A new breed of something, an architectural procedure belongs to more than one category, and not all its disparate types of existence occur simultaneously.

—Arakawa and Madeline Gins; Introduction to Interfaces

In 2003, the Interfaces journal published ‘Architecture Against Death’, a double issue of essays dedicated to Arakawa and Gins’s work. Editor and University of Pennsylvania Professor of English and Comparative literature, Jean Michel Rabaté, writes in his introduction that the diverse approaches taken by the essays’ authors reflect the far-reaching influences of Arakawa and Gins’s philosophy: Arakawa and Gins force us first to go deeper and deeper into ourselves to test the limit of our perceptions, and analyze how we construct our world, and then apply some of their hypotheses to the building of large-scale structures. Given the increasing importance of these experiments and their mounting stakes, Interfaces felt the need to present a vast panorama of responses to Arakawa and Gins’s work. Jean-Jacques Lecercle’s important essay was circulated relatively early in the game, and a few contributors engaged in a fruitful dialogue with it.

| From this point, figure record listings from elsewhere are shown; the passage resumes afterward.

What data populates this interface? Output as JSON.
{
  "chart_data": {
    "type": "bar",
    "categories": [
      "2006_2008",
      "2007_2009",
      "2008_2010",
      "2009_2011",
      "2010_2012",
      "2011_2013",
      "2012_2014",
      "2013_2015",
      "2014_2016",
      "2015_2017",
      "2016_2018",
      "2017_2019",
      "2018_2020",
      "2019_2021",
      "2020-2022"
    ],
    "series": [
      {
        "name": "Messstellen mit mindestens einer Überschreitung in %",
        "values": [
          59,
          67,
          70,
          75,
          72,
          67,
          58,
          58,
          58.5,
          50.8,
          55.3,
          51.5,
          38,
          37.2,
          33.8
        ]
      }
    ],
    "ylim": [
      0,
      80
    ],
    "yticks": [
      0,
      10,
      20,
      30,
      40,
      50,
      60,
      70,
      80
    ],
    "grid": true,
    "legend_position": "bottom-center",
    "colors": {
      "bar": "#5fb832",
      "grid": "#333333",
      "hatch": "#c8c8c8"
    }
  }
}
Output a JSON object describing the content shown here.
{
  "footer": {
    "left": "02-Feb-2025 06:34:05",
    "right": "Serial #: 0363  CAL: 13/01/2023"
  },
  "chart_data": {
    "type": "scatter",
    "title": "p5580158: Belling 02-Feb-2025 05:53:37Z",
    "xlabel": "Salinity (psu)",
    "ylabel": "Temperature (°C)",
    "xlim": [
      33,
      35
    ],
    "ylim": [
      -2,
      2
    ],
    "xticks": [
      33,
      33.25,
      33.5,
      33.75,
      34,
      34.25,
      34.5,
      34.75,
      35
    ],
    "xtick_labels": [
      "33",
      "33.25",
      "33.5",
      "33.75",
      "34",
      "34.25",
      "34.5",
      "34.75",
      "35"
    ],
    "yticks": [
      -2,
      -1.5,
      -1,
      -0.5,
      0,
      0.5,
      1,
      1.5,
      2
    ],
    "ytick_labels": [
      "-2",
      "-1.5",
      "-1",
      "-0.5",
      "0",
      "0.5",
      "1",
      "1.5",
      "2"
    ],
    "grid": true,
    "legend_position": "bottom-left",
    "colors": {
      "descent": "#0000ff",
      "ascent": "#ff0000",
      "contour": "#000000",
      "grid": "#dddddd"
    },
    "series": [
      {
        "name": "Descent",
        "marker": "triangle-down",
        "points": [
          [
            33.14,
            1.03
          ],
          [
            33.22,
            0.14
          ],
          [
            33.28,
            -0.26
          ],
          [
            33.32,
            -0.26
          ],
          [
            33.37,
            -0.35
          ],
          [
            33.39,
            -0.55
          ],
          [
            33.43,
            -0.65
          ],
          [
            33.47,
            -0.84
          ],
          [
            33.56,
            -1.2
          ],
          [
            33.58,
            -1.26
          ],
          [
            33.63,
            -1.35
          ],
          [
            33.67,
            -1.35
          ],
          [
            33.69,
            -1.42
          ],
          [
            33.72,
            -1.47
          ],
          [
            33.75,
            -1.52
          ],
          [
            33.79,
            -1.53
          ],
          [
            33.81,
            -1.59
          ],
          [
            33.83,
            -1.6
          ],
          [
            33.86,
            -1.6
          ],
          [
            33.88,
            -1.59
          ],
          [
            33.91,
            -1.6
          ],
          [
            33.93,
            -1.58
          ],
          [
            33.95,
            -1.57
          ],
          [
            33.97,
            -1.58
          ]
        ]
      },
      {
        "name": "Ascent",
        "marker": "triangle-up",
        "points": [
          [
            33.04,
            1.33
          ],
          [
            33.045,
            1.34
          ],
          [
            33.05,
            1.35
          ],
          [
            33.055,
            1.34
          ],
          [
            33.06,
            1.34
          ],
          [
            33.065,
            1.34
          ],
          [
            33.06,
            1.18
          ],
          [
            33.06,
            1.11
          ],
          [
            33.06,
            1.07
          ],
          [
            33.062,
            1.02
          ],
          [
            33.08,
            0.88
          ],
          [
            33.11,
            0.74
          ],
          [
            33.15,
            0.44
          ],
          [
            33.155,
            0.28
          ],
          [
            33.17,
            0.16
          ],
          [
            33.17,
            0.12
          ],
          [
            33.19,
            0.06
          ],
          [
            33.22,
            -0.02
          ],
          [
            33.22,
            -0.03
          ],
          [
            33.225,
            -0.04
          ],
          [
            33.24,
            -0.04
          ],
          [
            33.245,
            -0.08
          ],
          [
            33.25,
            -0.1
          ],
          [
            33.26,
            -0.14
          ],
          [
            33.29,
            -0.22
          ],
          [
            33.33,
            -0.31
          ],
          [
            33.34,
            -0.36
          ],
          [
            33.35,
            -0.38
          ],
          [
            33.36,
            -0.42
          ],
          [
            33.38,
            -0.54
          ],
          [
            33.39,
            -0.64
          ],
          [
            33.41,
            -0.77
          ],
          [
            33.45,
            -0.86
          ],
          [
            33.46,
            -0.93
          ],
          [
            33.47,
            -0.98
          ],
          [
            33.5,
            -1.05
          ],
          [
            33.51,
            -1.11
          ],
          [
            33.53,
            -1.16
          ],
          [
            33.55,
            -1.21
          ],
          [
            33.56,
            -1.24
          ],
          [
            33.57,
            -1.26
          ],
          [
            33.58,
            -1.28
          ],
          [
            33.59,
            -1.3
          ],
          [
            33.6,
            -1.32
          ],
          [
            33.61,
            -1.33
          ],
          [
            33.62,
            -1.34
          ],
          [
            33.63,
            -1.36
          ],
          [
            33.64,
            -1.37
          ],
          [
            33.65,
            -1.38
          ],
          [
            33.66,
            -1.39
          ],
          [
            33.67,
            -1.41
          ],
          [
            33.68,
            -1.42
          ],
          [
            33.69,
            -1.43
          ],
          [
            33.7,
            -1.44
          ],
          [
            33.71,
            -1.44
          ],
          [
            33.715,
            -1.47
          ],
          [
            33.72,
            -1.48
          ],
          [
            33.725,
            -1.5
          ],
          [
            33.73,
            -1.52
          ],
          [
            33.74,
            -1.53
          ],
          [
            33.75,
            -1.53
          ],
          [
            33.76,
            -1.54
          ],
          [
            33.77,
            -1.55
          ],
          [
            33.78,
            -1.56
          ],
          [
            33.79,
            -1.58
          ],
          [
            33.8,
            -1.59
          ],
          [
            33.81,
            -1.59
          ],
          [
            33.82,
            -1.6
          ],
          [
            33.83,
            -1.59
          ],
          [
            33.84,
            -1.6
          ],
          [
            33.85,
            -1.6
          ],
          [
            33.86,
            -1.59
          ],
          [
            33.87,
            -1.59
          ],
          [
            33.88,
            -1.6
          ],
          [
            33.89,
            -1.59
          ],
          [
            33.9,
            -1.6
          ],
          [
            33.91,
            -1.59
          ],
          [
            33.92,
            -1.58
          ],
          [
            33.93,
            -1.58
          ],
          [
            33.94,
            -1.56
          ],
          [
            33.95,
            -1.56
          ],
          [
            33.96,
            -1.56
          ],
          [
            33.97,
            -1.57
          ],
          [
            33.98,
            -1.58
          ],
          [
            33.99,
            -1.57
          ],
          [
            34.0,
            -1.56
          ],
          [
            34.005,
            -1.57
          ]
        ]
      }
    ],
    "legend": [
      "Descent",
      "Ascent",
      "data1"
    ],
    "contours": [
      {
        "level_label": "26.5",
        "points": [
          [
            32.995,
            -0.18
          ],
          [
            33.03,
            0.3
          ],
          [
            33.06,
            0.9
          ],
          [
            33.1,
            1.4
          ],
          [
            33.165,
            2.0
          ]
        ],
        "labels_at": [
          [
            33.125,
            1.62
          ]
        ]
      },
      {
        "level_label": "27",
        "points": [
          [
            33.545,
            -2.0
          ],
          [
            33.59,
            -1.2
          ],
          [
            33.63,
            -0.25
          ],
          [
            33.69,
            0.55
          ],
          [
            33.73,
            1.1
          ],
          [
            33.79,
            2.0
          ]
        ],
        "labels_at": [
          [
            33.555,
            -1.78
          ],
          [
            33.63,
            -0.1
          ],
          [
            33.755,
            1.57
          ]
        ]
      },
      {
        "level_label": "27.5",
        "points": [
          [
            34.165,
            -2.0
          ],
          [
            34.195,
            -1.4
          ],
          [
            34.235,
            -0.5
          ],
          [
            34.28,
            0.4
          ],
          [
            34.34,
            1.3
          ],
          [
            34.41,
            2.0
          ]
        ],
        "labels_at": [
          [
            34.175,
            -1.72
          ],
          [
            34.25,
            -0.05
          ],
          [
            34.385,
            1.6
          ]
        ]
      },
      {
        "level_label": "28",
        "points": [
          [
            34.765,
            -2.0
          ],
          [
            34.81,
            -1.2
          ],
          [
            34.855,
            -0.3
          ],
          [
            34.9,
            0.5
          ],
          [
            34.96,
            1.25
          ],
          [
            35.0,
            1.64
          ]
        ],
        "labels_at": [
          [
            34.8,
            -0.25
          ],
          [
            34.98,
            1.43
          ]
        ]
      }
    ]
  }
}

Inter-connectedness may be the key-word here, and it was inevitable that classical divisions and conceptual distinctions should overlap; nevertheless it was crucial to give a sense of progression to these essays, which is why the categories used to classify them, although they blend approaches and discourses, map out roughly three broad domains: first, the philosophy of architecture that has been deployed in many works and texts by Arakawa and Gins; then, the poetic impact of paintings, poems and books, avant-garde art leading to a reflexive and productive process combining the theory of its own genesis in what may be called an ‘auto-poesis’ and the generalizations of universal procedures for building; finally, a view of a possible future, from an utopian drift to a radical re-definition of life in the new possibilities that have opened. This is also why the double issue will begin with a new and unpublished text by Arakawa and Gins, in which they convey their sense that architectural ‘procedures’ have to be generalized and also made public as widely as possible” (Rabaté, Interfaces p.6-7).

College of the Holy Cross (Worcester, Mass.,USA) and Universite Paris 7 – Denis Diderot. Published 2003.